Deeply offensive (not to mention, just plain wrong) Op-Ed from CNN on the crash:
Opinion: Let's be Honest about What this Was
Suicide has made the news again, even though we won't call it that. Andreas Lubitz deliberately crashed a plane into the Alps, taking his own life and the lives of 149 others.
Authorities have ruled out terrorism and other nefarious motivations for this horrible action. But for some reason, although suicide appears evident at this time, some are refusing to call it that.
http://www.cnn.com/2015/03/30/opinions/schmitz-suicide-germanwings/index.html
Ridiculous: a google for "germanwings suicide" yields 33 million hits. Everyone knows exactly what this was: a (mass) murder-suicide. Apparently, except for the author of the Op-Ed:
Aside from the setting and location, the suicide of Andreas Lubitz is not significantly different from the suicide bomber last week during rush hour in Kabul, Afghanistan, who killed seven people and injured an additional 36. Lubitz is also not significantly different from Adam Lanza, the Newtown, Connecticut, shooter who killed his mother and 26 people, mostly children, at Sandy Hook Elementary School, before killing himself. While these tragedies were all very public, and extremely painful to larger communities, they were still suicides.
True, but earlier in the article:
...we must first be able to call it what it is: another tragic suicide with horrifying collateral damage.
"Collateral damage" is
accidental deaths of bystanders. In murder-suicide, the murders are on purpose: the murderer is depressed because he's angry at other people and wants to "go out with a bang" by taking people with them. Someone who is merely suicidal wants to hurt only themselves.
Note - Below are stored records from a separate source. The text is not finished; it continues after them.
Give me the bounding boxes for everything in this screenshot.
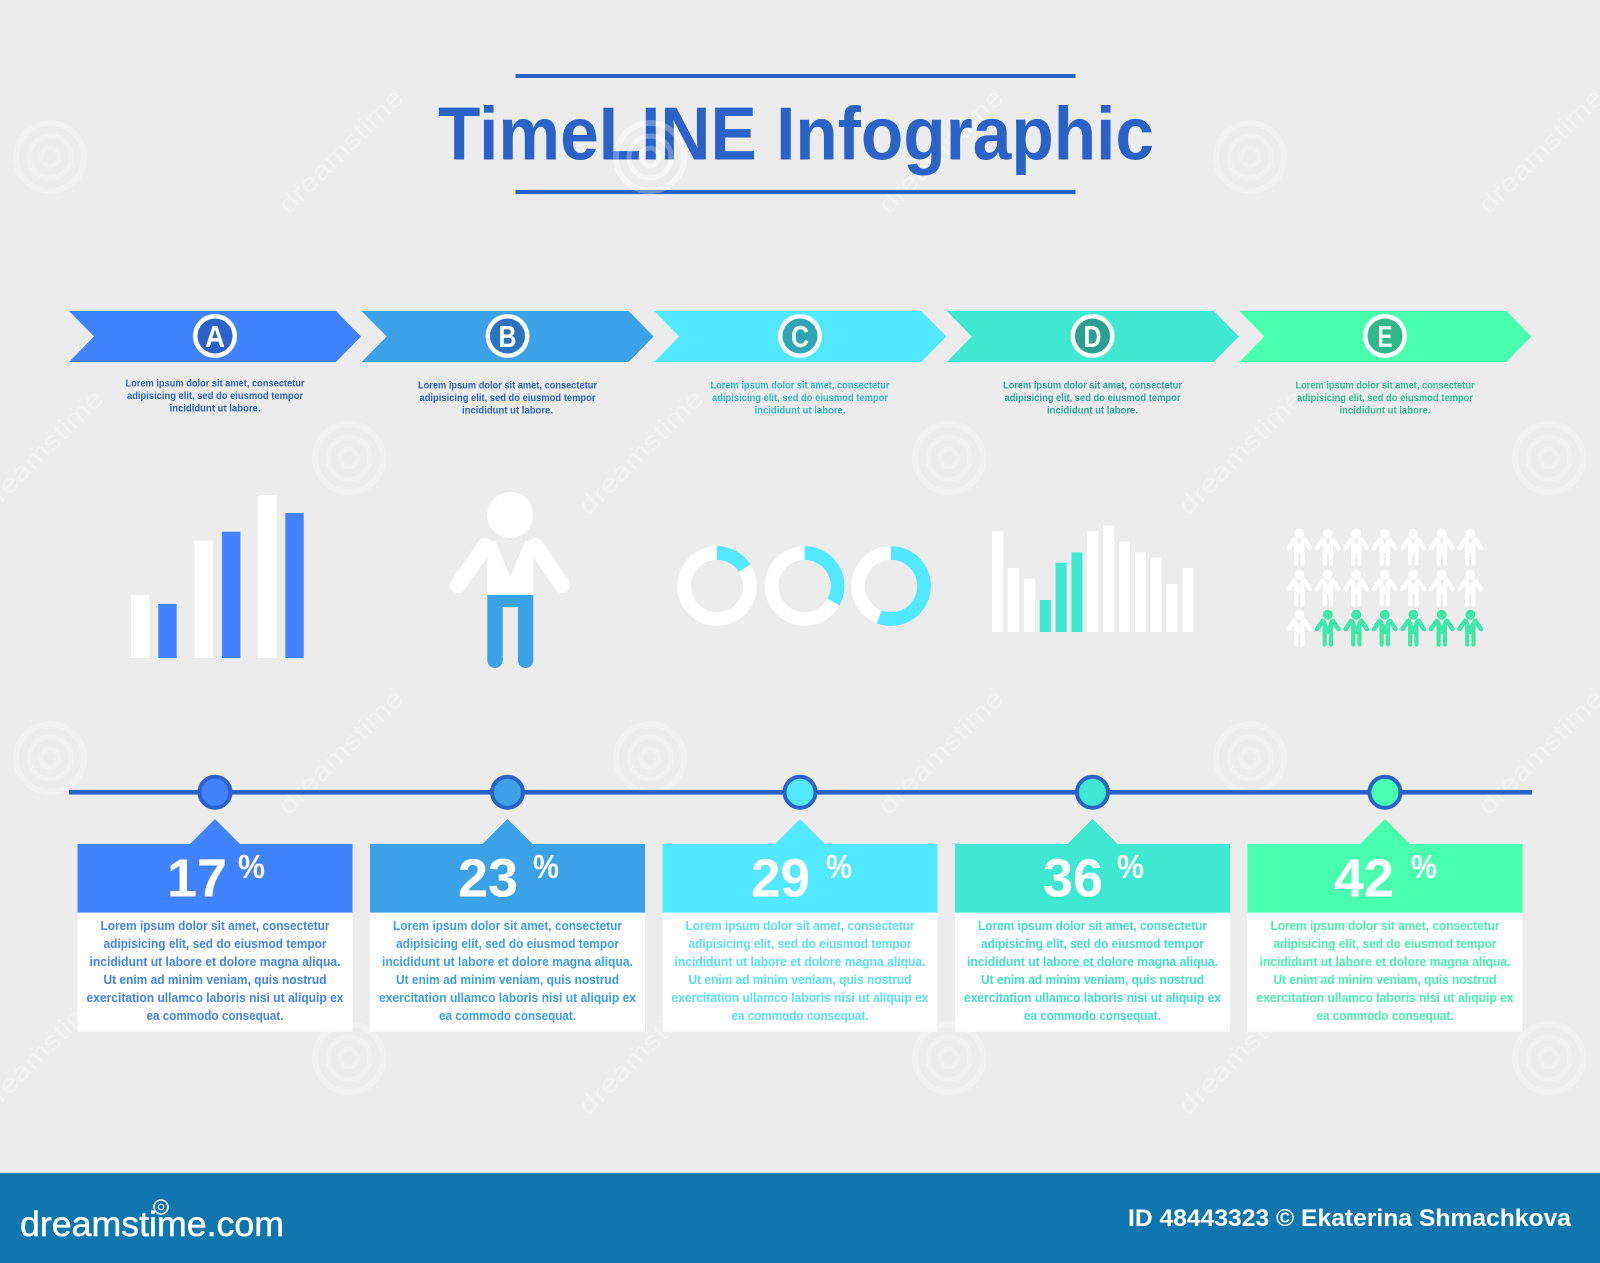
- step B: arrow and caption: incididunt ut labore.: [462, 406, 553, 416]
- panel: 29%: adipisicing elit, sed do eiusmod tempor: [688, 937, 912, 951]
- step A: arrow and caption: adipisicing elit, sed do eiusmod tempor: [127, 391, 303, 402]
- step A: arrow and caption: Lorem ipsum dolor sit amet, consectetur: [126, 378, 305, 390]
- step B: arrow and caption: [362, 311, 654, 416]
- footer logo: dreamstime.com: [20, 1205, 284, 1244]
- watermark pattern: dreamstime: [1472, 82, 1600, 220]
- panel: 29%: incididunt ut labore et dolore magna aliqua.: [674, 955, 926, 969]
- footer bar: [0, 1173, 1600, 1263]
- pictogram grid of people: [1289, 529, 1481, 646]
- panel: 17%: adipisicing elit, sed do eiusmod tempor: [104, 937, 327, 951]
- panel: 17%: %: [238, 848, 265, 885]
- watermark pattern: dreamstime: [872, 683, 1010, 821]
- panel: 23%: incididunt ut labore et dolore magna aliqua.: [382, 955, 633, 969]
- panel: 42%: ea commodo consequat.: [1316, 1009, 1454, 1023]
- step C: arrow and caption: incididunt ut labore.: [754, 406, 846, 416]
- panel: 42%: Lorem ipsum dolor sit amet, consectetur: [1270, 919, 1500, 933]
- panel: 29%: ea commodo consequat.: [732, 1009, 868, 1023]
- icon: person figure: [458, 492, 562, 668]
- panel: 36%: exercitation ullamco laboris nisi ut aliquip ex: [964, 991, 1221, 1005]
- panel: 29%: exercitation ullamco laboris nisi ut aliquip ex: [672, 991, 929, 1005]
- step D: arrow and caption: incididunt ut labore.: [1047, 406, 1138, 416]
- timeline line with nodes: [69, 777, 1532, 808]
- panel: 17%: Lorem ipsum dolor sit amet, consectetur: [100, 919, 330, 933]
- step E: arrow and caption: incididunt ut labore.: [1340, 406, 1431, 416]
- panel: 23%: exercitation ullamco laboris nisi ut aliquip ex: [379, 991, 636, 1005]
- panel: 23%: adipisicing elit, sed do eiusmod tempor: [396, 937, 619, 951]
- step D: arrow and caption: adipisicing elit, sed do eiusmod tempor: [1004, 393, 1181, 404]
- panel: 42%: Ut enim ad minim veniam, quis nostrud: [1274, 973, 1496, 987]
- watermark pattern: dreamstime: [1472, 683, 1600, 821]
- panel: 36%: Lorem ipsum dolor sit amet, consectetur: [978, 919, 1207, 933]
- panel: 36%: [955, 819, 1230, 1032]
- watermark pattern: dreamstime: [572, 983, 710, 1121]
- panel: 29%: %: [826, 848, 852, 885]
- panel: 36%: 36: [1043, 849, 1103, 909]
- panel: 23%: [370, 819, 645, 1032]
- step E: arrow and caption: adipisicing elit, sed do eiusmod tempor: [1297, 393, 1473, 404]
- step B: arrow and caption: Lorem ipsum dolor sit amet, consectetur: [418, 380, 597, 392]
- watermark pattern: dreamstime: [572, 383, 710, 521]
- step C: arrow and caption: [654, 311, 946, 416]
- step D: arrow and caption: D: [1084, 319, 1102, 354]
- donut charts: [684, 553, 924, 619]
- panel: 42%: adipisicing elit, sed do eiusmod tempor: [1274, 937, 1497, 951]
- panel: 36%: incididunt ut labore et dolore magna aliqua.: [967, 955, 1218, 969]
- title: TimeLINE Infographic: [438, 92, 1154, 176]
- title: [438, 74, 1154, 194]
- watermark pattern: dreamstime: [1172, 383, 1310, 521]
- step B: arrow and caption: B: [498, 319, 516, 354]
- panel: 17%: ea commodo consequat.: [146, 1009, 284, 1023]
- step E: arrow and caption: [1239, 311, 1531, 416]
- panel: 29%: 29: [751, 849, 810, 909]
- step A: arrow and caption: A: [205, 319, 225, 354]
- watermark pattern: dreamstime: [872, 82, 1010, 220]
- panel: 36%: Ut enim ad minim veniam, quis nostrud: [981, 973, 1204, 987]
- watermark pattern: dreamstime: [272, 82, 410, 220]
- panel: 23%: 23: [458, 849, 518, 909]
- panel: 36%: adipisicing elit, sed do eiusmod tempor: [981, 937, 1204, 951]
- footer credit: ID 48443323 © Ekaterina Shmachkova: [1128, 1205, 1572, 1232]
- step A: arrow and caption: incididunt ut labore.: [170, 404, 261, 414]
- step C: arrow and caption: C: [791, 319, 809, 354]
- step D: arrow and caption: [947, 311, 1239, 416]
- panel: 17%: Ut enim ad minim veniam, quis nostrud: [104, 973, 326, 987]
- panel: 17%: 17: [167, 849, 227, 909]
- panel: 42%: exercitation ullamco laboris nisi ut aliquip ex: [1256, 991, 1514, 1005]
- panel: 23%: Ut enim ad minim veniam, quis nostrud: [396, 973, 619, 987]
- panel: 23%: %: [533, 848, 559, 885]
- panel: 42%: 42: [1334, 849, 1394, 909]
- panel: 42%: [1248, 819, 1522, 1032]
- panel: 23%: ea commodo consequat.: [439, 1009, 576, 1023]
- step D: arrow and caption: Lorem ipsum dolor sit amet, consectetur: [1003, 380, 1182, 392]
- watermark pattern: dreamstime: [272, 683, 410, 821]
- panel: 36%: %: [1117, 848, 1144, 885]
- step B: arrow and caption: adipisicing elit, sed do eiusmod tempor: [420, 393, 596, 404]
- step E: arrow and caption: Lorem ipsum dolor sit amet, consectetur: [1296, 380, 1475, 392]
- step A: arrow and caption: [69, 311, 361, 414]
- panel: 17%: [78, 819, 352, 1032]
- panel: 29%: [662, 819, 938, 1032]
- step E: arrow and caption: E: [1378, 319, 1392, 354]
- panel: 17%: incididunt ut labore et dolore magna aliqua.: [90, 955, 340, 969]
- panel: 17%: exercitation ullamco laboris nisi ut aliquip ex: [86, 991, 344, 1005]
- bar chart: paired white and blue bars: [131, 495, 304, 658]
- bar chart: thirteen slim bars: [992, 526, 1194, 632]
- panel: 29%: Ut enim ad minim veniam, quis nostrud: [688, 973, 912, 987]
- panel: 23%: Lorem ipsum dolor sit amet, consectetur: [393, 919, 622, 933]
- step C: arrow and caption: adipisicing elit, sed do eiusmod tempor: [712, 393, 888, 404]
- panel: 42%: incididunt ut labore et dolore magna aliqua.: [1260, 955, 1510, 969]
- watermark pattern: dreamstime: [1172, 983, 1310, 1121]
- panel: 29%: Lorem ipsum dolor sit amet, consectetur: [686, 919, 915, 933]
- step C: arrow and caption: Lorem ipsum dolor sit amet, consectetur: [710, 380, 890, 392]
- panel: 36%: ea commodo consequat.: [1024, 1009, 1161, 1023]
- panel: 42%: %: [1411, 848, 1437, 885]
Someone who is angry wants to hurt other people. The difference could not be more plain. The examples roughly match this event, but none of them can accurately be described as "collateral damage".
Disturbing, offensive.
Interestingly, you'll find the most lucid comments I've ever seen in a news-comments section under the article: pretty universal condemnation of the article. One comment from someone who is on a suicide hotline mentions that the vast majority of suidical people express clearly that they only want their own pain to stop and choose methods of suicide purposely designed
not to harm others.
Even linked from the article, here's Dr. Gupta's take: "Not depression alone". Right: Like Adam Lanza, the primary issue here will likely be found
not to be depression, but psychosis. That's what turns people into mass murderers (not including terrorism, which is a wholly different animal). The depression/suicide is secondary to that. Again, the vast majority of depressed and suicidal people are not homicidal: there is no necessary link that makes a suicidal person a murderer (though it would appear the reverse link does exist for many mass-murderers).
http://www.cnn.com/videos/tv/2015/0...id=ob_article_footer_expansion&iref=obnetwork
Caveat: We don't have all the details yet and I can envision a scenario where the/a pilot has a breakdown on a plane and "has to" crash it "now". But that does not appear to be the case here: there is evidence of premeditation. Also, in the example of the airline employee murder-suicide, the passengers were not primary targets or specifically chosen individuals, but they were still killed on purpose, to hurt the airline.